R.S.N.: Sim. A intenção é chamar os pais para integrar a diretoria. Atualmente, contamos com o apoio de mais duas psicólogas, trabalho voluntario. Hoje, as crianças que são assistidas não pagam nada e, nossa luta agora, é buscar esses associados, a fim de continuar a manter o projeto. A associação é em prol dessas crianças e achamos que nada mais justo que os próprios pais participarem de todo o processo de criação e fundação. Hoje, temos uma equipe multidisciplinar, composta pela profissional de Artes Visuais e arte terapia Maíra Santini, a veterinária Berta Lemos, o psiquiatra Caio Vieira e as psicólogas Amanda Pelúcio, Raira e Ana. Continuamos em parceria com o Instituo Inclua, inclusive, por iniciativa de um dos pais iremos realizar um bazar de 11 a 18 de dezembro em prol das duas instituições.

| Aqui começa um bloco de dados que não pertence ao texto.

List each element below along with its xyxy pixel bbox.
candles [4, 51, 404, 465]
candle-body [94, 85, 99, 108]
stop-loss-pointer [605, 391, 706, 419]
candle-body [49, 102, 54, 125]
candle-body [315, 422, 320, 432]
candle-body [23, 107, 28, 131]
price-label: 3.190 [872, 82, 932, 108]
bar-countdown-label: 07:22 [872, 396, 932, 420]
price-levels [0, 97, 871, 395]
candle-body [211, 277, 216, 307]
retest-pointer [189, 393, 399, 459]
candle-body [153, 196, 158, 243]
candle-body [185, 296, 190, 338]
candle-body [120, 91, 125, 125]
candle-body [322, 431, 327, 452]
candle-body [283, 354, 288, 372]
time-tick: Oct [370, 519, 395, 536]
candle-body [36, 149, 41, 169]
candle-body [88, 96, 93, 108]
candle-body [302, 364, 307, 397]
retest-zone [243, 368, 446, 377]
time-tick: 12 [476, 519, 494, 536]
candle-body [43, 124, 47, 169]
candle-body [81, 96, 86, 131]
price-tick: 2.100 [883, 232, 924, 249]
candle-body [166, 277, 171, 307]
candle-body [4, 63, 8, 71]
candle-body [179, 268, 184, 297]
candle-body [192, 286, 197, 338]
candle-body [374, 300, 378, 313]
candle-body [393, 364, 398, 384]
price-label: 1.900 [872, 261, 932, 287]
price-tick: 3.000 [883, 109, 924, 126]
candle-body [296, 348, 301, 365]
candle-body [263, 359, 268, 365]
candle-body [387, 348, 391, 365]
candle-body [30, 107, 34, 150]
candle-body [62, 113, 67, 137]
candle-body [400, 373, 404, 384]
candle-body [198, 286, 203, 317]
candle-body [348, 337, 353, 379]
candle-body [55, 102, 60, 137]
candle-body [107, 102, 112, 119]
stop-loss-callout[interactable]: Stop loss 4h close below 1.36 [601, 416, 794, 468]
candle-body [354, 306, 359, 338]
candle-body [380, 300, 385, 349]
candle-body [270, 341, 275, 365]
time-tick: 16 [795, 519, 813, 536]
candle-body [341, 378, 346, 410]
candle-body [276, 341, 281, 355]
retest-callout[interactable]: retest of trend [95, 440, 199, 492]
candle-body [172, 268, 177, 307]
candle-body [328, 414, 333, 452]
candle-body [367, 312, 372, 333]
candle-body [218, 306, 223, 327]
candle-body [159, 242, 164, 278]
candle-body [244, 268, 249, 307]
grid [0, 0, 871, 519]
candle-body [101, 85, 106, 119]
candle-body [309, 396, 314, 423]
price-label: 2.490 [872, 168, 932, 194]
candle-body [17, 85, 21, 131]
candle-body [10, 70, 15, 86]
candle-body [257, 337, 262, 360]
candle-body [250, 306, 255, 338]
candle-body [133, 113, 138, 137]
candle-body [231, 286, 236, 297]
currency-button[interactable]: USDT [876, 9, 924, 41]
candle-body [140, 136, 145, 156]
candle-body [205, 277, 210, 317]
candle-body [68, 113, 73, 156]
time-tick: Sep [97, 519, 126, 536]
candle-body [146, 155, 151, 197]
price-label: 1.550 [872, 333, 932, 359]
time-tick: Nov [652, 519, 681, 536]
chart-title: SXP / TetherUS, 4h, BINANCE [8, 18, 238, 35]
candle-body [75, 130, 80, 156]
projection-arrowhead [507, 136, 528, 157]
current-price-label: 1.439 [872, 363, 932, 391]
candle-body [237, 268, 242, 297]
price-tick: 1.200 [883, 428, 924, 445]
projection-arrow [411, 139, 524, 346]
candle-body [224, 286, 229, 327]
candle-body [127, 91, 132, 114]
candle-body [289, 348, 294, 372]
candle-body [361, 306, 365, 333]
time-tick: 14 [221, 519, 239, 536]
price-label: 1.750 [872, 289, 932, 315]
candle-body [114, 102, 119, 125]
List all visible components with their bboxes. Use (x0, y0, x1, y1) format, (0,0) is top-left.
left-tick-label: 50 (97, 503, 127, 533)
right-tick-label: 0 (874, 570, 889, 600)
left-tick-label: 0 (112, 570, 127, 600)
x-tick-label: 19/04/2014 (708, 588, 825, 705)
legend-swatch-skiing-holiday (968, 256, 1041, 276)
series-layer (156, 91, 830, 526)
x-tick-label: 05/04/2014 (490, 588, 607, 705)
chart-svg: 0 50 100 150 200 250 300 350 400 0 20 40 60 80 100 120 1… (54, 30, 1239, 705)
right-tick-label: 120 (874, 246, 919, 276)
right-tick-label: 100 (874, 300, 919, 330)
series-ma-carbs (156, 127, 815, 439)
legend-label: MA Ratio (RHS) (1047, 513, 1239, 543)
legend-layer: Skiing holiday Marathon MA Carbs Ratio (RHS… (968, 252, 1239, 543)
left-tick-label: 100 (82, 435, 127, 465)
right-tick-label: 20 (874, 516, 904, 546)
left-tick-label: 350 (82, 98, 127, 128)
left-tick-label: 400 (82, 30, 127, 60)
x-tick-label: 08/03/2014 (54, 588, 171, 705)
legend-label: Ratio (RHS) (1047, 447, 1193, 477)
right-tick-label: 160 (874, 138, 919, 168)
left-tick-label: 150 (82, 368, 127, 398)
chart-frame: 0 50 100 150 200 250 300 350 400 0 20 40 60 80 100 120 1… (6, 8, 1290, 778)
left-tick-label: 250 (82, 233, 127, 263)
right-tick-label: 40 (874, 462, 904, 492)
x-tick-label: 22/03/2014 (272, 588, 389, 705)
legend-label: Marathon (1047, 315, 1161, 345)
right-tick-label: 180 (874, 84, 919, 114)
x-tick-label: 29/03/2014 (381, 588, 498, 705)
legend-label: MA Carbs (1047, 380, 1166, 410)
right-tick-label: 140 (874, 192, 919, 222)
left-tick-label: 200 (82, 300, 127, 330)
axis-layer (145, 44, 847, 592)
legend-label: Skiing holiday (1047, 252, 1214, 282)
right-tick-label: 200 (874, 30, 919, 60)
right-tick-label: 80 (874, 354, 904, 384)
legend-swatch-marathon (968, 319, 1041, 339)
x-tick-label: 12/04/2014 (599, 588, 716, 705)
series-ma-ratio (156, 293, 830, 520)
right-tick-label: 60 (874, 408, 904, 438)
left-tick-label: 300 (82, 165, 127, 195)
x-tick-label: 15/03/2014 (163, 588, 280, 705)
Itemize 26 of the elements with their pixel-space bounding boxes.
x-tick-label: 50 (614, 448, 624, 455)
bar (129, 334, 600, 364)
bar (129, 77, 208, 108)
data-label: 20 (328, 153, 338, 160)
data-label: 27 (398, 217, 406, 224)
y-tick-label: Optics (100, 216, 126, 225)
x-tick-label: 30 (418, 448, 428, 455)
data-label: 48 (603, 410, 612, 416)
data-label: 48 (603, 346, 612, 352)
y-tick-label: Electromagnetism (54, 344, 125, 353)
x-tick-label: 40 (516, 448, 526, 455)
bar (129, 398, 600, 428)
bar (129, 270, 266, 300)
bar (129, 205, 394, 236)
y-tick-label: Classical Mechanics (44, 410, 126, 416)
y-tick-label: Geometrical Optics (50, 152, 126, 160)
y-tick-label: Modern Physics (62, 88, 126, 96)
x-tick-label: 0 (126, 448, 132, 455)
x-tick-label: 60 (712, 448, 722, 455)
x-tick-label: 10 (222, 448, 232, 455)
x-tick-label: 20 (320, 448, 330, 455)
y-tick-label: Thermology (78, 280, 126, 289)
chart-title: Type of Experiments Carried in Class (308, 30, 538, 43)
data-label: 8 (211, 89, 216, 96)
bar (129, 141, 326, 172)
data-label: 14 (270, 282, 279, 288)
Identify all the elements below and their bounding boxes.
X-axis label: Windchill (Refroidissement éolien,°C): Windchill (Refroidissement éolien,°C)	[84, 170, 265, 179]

Jornal do Sudoeste: Qual é o balanço que você faz dessa trajetória?
R.S.N.: Muita vitória, e tenho só a agradecer: a Deus, a Santo Expedito, a minha irmã Dulce, aos meus pais, aos meus avós, amigos, à minha família. Gratidão, é a palavra. E vitória! Eu, como ex-dependente químico, sei que é uma luta diária, matando um leão por dia. Gosto de frisar isso porque o que me ajudou muito foi abrir meu coração para a minha mãe. É uma luta diária que já vai para 10 anos, então são muitas vitórias. Coisas difíceis na vida sempre vão acontecer, este ano perdi o meu pai, e há dois minha avó materna no dia no meu aniversário. Mas estou aí, de pé. Temos que aprender a lidar com as adversidades da vida, sempre com muita fé em Deus, muita alegria em viver. Minha família, meus filhos, é muita gratidão por esta história.